Daqi n'eut plus aucun scrupule ; il arrêta tout brusquement. Ping, inconsciente de ce qui se passait, s'apprêtait à ouvrir les yeux. Mais Daqi ouvrit alors la fermeture éclair de sa jupe… Comprenant ce qui allait suivre, elle referma aussitôt les yeux. Dès que Daqi ouvrit la fermeture éclair, son dos se dévoila. À la vue de ce magnifique dos, la luxure de Daqi s'embrasa. Il transforma rapidement Ping en une véritable déesse.

Comparer Ping à la déesse Vénus ne serait pas exagéré. Sa peau était d'une blancheur immaculée, ses bras fins et ses jambes, aussi longues fussent-elles, parfaitement droites. Ses pieds étaient cambrés et ses dix orteils paraissaient d'une délicatesse et d'une vivacité exquises. Daqi avait toujours été fasciné par les mannequins. Il admirait beaucoup leurs silhouettes élancées, peut-être parce qu'il n'était pas grand lui-même ? Mais qu'importait sa taille ? À cet instant précis, n'était-il pas en train d'admirer une mannequin bien plus grande que lui ? Elle était l'une des plus belles de toute la province de Binhai !

Après avoir transformé Ping en déesse Vénus, il la déposa délicatement au centre du grand lit. Il admira longuement les jambes fines de la déesse ; c'étaient sans conteste les plus belles jambes du monde, une véritable œuvre d'art. Ces jambes magnifiques étaient bien plus longues que celles d'une femme ordinaire, et pourtant elles étaient parfaites, d'un blanc immaculé, d'une délicatesse et d'une blancheur de jade incomparables ! Daqi souleva ce chef-d'œuvre et l'examina attentivement du bout des doigts. Simultanément, il se dévêtit lentement. À cet instant, Mu Ping ferma simplement ses yeux brillants, laissant Daqi l'admirer et l'explorer. De toute évidence, la jeune fille d'une beauté incomparable appréciait grandement les caresses de Daqi.

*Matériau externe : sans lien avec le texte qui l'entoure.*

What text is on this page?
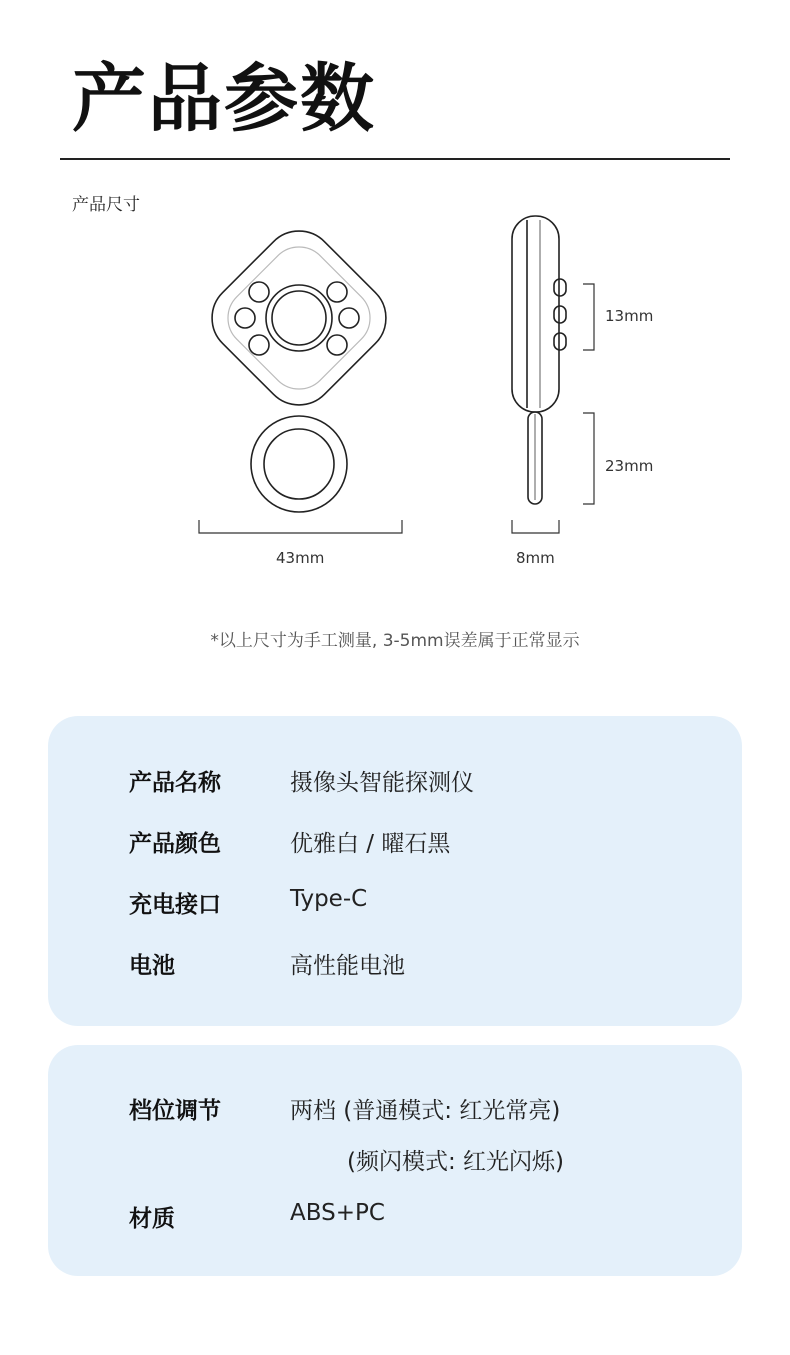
产品参数
产品尺寸
13mm
23mm
43mm	8mm
*以上尺寸为手工测量, 3-5mm误差属于正常显示
产品名称	摄像头智能探测仪
产品颜色	优雅白 / 曜石黑
充电接口	Type-C
电池	高性能电池
档位调节	两档 (普通模式: 红光常亮)
(频闪模式: 红光闪烁)
材质	ABS+PC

Daqi était un homme expérimenté ; il savait qu'il avait besoin de la femme devant lui, et elle aussi. Il se laissa glisser lentement sur elle et écarta ses jambes, sans doute les plus belles du monde. Ping ouvrit lentement les yeux et murmura : « Non… non… » Mais en vain.

« Ah ! » s'exclama soudain la femme, réalisant que l'homme devant elle avait pris sa virginité avec sa bouche. Daqi explora les seins de la femme — pas gros, mais délicatement fermes, incroyablement mignons et attirants — avec sa langue, comme s'il cherchait un trésor. Bien que la femme ait fermé les yeux, son visage était déjà déconcerté.

Après de longs préliminaires, Daqi s'empara véritablement du corps de la femme. À cet instant précis, un doux gémissement s'échappa de sa gorge. Daqi traita sa bien-aimée Ping avec une infinie tendresse. Il chérissait ce véritable chef-d'œuvre qui se déroulait sous ses yeux.

Daqi devint enfin l'homme de Ping. Après une étreinte tendre et passionnée, Ping ferma simplement les yeux et serra Daqi contre elle. Daqi prit dans ses bras ce chef-d'œuvre qui n'appartenait qu'à lui et l'emmena dans la salle de bain. Il déposa délicatement Ping dans la baignoire et commença à la laver. Ping avait déjà ouvert les yeux, mais elle n'était plus aussi timide qu'avant. Au bout d'un moment, elle commença elle aussi à laver Daqi, mais elle n'osait toujours pas laver son attribut masculin. En la voyant le laver avec douceur, Daqi ressentit une profonde joie et un sentiment d'accomplissement masculin. Il entra à son tour dans la baignoire, retourna Ping et commença à laver son dos incroyablement doux et beau. La peau qu'il touchait était si lisse et délicate.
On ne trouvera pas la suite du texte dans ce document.